E não é só. Quando o sentimento é de sufocamento fiscal (geralmente decorrente de aumento da carga sem planejamento estrutural), a criatividade elisiva empresarial é posta à prova, multiplicando-se as Distribuições Disfarçadas de Lucro, empréstimos simulados, consultorias fictícias e contratos inflados: operações que abarrotam a Receita Federal de fiscalizações, inflando o contencioso sobre a matéria e reduzindo a eficiência do sistema.

No fim, e a par de muitas outras implicações e críticas de ordem material (v.g. ofensa à progressividade, segurança jurídica e até mesmo à livre concorrência) o PL 1087 simboliza a sobreposição da narrativa política sobre a técnica tributária. A rogativa “Robin Hoodiana” é óbvia: tributa-se os ricos para desonerar os pobres.

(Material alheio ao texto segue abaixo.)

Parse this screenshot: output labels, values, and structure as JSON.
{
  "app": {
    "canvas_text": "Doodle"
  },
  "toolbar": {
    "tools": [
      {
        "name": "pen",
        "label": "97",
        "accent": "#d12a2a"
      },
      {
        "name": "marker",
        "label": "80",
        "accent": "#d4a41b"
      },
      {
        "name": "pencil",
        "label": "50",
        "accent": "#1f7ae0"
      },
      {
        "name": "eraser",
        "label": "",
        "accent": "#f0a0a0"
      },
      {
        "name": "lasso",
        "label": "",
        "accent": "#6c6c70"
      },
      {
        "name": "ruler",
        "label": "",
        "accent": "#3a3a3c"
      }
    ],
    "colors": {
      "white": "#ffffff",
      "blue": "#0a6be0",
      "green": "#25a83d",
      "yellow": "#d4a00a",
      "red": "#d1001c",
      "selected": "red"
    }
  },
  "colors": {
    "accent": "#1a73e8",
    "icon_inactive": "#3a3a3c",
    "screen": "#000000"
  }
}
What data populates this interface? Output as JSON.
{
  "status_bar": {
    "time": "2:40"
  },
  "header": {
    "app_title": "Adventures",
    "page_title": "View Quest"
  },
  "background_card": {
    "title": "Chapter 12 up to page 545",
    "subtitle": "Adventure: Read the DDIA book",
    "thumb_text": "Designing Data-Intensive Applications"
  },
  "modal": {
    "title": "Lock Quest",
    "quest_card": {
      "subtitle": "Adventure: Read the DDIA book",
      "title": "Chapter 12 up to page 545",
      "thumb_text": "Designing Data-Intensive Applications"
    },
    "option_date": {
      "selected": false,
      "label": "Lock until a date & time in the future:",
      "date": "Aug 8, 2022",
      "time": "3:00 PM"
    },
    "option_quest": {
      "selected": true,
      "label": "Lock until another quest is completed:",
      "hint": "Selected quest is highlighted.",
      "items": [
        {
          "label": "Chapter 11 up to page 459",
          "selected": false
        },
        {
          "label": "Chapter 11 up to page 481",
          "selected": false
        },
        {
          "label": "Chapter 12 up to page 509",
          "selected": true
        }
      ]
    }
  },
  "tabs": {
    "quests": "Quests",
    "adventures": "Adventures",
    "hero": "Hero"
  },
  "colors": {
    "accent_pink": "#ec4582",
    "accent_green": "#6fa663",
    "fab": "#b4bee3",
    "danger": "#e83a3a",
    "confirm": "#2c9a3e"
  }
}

Receba de graça todas as sextas-feiras um resumo da semana tributária no seu email

No entanto, um sistema tão complexo quanto o tributário exige mais do que slogans. Uma verdadeira reforma deveria integrar rendimentos do trabalho e do capital em uma base progressiva comum, proteger de fato o mínimo existencial das famílias e criar um modelo sustentável, capaz de financiar o Estado sem comprometer a economia.

Enquanto práticas populistas seguirem ditando as prioridades sobre a técnica, acumularemos reformas que agravam as distorções que dizem corrigir. Entre a intenção redistributiva e sua realização efetiva, abre-se um abismo preenchido por elisões, evasões e frustrações. O Brasil precisa de reestruturação técnica, não de promessas embaladas em discursos eleitorais.